Mais la formation ne s'arrête pas au Master 2. Pour les sénateurs, doit suivre une “formation continuée“ sur les trois premières années d'exercice après la titularisation, avec un référentiel conçu en conséquence, et 10 journées banalisées, “intégrées dans les emplois du temps, communes à l’ensemble de l’académie ou de la circonscription et connues dès le début de l’année pour permettre à l’enseignant, au chef d’établissement et aux services académiques en charge de son remplacement de s’organiser.“ Cela implique pour eux une unité de lieu pour avoir un cadre construit entre l’académie de formation post-concours et les premières années de titularisation. Les concours du CAPES, CAPET et CAPLP pourraient donc être régionalisés, à moins qu'ils restent nationaux “avec vœux académiques et affectation dans des écoles de formation en fonction du classement national“. “Lorsqu'on parle de régionalisation on sait que ça fait débat“, précise Annick Billon, tandis que le maintien du concours national “fait écho à ce qui existe déjà en médecine“.
La formation continue, elle, interpelle les sénateurs du fait de “choses inscrites dans la loi qui ne sont pas appliquées“. Ils constatent que près des deux tiers des crédits engagés à ce titre en 2023 n’ont pas été consommés, mais directement réaffectés pour d'autres lignes budgétaires. Comme dans le 1er degré, il faudrait 18h de formation pour les enseignants du 2nd degré, et associer l'obligation légale de formation “à des contreparties“, pour devenir un point de passage obligé dans le cadre de l’évolution de carrière. Mais “on peut seulement imaginer cela avec la mobilisation du ministère“, considère Annick Billon.

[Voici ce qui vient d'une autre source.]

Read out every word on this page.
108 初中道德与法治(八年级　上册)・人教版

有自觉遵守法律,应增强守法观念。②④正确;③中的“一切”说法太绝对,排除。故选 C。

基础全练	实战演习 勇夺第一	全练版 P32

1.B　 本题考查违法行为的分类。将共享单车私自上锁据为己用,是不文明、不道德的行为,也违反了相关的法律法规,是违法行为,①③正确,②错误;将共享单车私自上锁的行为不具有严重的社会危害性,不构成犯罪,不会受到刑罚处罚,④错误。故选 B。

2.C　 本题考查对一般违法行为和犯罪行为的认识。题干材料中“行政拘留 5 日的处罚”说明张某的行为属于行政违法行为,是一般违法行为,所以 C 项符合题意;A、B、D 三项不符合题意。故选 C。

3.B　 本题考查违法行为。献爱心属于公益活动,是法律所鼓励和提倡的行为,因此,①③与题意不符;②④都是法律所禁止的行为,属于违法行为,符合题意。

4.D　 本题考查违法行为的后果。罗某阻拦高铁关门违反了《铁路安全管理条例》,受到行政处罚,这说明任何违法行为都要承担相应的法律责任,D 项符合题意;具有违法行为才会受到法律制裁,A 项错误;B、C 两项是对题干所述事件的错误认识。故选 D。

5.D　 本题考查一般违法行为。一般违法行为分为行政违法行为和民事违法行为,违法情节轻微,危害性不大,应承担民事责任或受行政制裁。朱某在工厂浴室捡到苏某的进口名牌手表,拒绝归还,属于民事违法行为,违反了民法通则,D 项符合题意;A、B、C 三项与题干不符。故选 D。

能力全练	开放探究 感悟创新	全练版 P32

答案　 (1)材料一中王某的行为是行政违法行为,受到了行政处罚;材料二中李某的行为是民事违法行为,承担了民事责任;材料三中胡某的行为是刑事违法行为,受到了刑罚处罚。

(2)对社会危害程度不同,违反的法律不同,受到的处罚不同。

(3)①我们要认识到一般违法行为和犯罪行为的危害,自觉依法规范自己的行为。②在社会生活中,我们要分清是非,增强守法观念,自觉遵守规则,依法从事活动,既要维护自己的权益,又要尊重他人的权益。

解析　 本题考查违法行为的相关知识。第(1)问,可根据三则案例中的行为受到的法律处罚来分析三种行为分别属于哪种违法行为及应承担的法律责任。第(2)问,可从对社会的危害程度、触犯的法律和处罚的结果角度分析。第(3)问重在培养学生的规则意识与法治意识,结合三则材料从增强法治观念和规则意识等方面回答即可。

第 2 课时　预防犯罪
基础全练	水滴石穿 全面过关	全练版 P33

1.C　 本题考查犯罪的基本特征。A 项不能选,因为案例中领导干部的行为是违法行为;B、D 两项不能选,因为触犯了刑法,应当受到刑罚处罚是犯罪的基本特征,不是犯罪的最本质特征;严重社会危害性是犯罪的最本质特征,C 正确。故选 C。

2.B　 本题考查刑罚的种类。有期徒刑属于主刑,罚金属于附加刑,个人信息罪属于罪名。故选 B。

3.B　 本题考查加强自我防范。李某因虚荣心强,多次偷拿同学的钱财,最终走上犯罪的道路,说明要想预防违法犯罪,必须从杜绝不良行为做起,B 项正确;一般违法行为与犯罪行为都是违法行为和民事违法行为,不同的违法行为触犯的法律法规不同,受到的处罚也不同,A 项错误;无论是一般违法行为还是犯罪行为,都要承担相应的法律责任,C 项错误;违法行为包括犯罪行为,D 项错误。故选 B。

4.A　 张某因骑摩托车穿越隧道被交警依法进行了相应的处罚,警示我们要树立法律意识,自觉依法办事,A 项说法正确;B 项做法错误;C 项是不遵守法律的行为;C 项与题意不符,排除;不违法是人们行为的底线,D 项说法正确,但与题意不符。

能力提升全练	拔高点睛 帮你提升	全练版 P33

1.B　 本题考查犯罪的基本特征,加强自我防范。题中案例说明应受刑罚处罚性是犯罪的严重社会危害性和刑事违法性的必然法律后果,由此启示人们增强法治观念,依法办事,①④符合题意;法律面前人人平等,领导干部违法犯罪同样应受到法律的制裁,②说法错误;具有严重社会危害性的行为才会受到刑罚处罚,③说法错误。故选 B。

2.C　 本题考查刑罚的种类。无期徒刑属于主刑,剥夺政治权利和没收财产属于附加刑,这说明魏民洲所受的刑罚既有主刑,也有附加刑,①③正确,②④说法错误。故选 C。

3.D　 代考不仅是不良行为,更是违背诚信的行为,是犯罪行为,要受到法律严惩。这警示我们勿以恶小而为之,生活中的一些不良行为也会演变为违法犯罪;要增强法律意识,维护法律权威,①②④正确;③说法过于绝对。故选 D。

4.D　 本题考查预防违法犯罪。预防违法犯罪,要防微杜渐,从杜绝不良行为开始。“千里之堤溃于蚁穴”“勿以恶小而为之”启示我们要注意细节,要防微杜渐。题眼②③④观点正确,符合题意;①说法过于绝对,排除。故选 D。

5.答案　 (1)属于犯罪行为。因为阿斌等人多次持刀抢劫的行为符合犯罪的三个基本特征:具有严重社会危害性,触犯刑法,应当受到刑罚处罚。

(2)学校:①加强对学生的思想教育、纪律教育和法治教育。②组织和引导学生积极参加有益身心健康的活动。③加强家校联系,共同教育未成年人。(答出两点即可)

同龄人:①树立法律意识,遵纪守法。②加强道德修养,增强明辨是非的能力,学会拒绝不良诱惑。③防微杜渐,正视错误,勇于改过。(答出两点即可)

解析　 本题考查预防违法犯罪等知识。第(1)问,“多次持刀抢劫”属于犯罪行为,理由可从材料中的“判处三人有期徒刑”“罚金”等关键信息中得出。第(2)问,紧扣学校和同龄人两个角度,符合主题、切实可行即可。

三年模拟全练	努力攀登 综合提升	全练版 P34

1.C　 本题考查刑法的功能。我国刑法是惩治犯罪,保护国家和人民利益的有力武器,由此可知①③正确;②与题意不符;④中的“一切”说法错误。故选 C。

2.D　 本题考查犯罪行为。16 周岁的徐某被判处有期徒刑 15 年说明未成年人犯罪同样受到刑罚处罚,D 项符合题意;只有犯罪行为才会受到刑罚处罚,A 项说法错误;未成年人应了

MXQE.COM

Peu attractive dans ce qu'elle propose aujourd'hui, la formation continue se fait en outre parfois hors les murs et même hors du système, c'est pourquoi les sénateurs préconisent en outre une labellisation pour différentes entités telles que les sociétés savantes, les syndicats ou les associations disciplinaires.

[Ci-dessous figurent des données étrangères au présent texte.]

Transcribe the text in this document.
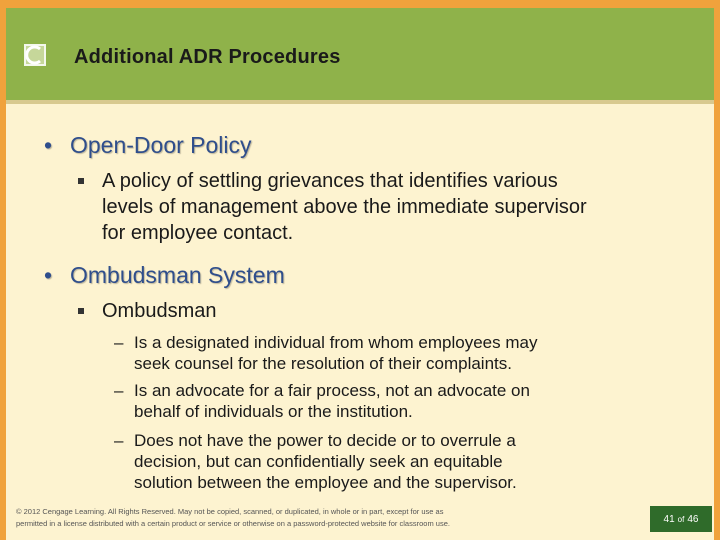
Additional ADR Procedures
• Open-Door Policy
A policy of settling grievances that identifies various
levels of management above the immediate supervisor
for employee contact.
• Ombudsman System
Ombudsman
– Is a designated individual from whom employees may
seek counsel for the resolution of their complaints.
– Is an advocate for a fair process, not an advocate on
behalf of individuals or the institution.
– Does not have the power to decide or to overrule a
decision, but can confidentially seek an equitable
solution between the employee and the supervisor.
© 2012 Cengage Learning. All Rights Reserved. May not be copied, scanned, or duplicated, in whole or in part, except for use as
permitted in a license distributed with a certain product or service or otherwise on a password-protected website for classroom use.	41 of 46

Les rapporteurs souhaitent également que les étudiants de M2 ne passent pas 50 % de leur temps en responsabilité devant des élèves car cela “conduit à sacrifier son temps de formation théorique“ pour préparer les classes et les cours, quantd un rapport idéal serait 2/3 de théorie et 1/3 de pratique.
Enfin, les sénateurs plaident pour une “formation de qualité pour tous les lauréats des concours“, et s'opposent à ce que les lauréats du futur concours titulaire d’un master 2 ne fassent qu’une année de formation. Pour les professeurs “en deuxième carrière“, à savoir en reconversion professionnelle mais sans expérience en termes d'enseignement, est demandée la mise en place d'une compensation financière pour que leur salaire se rapproche de celui de leur ancienne carrière.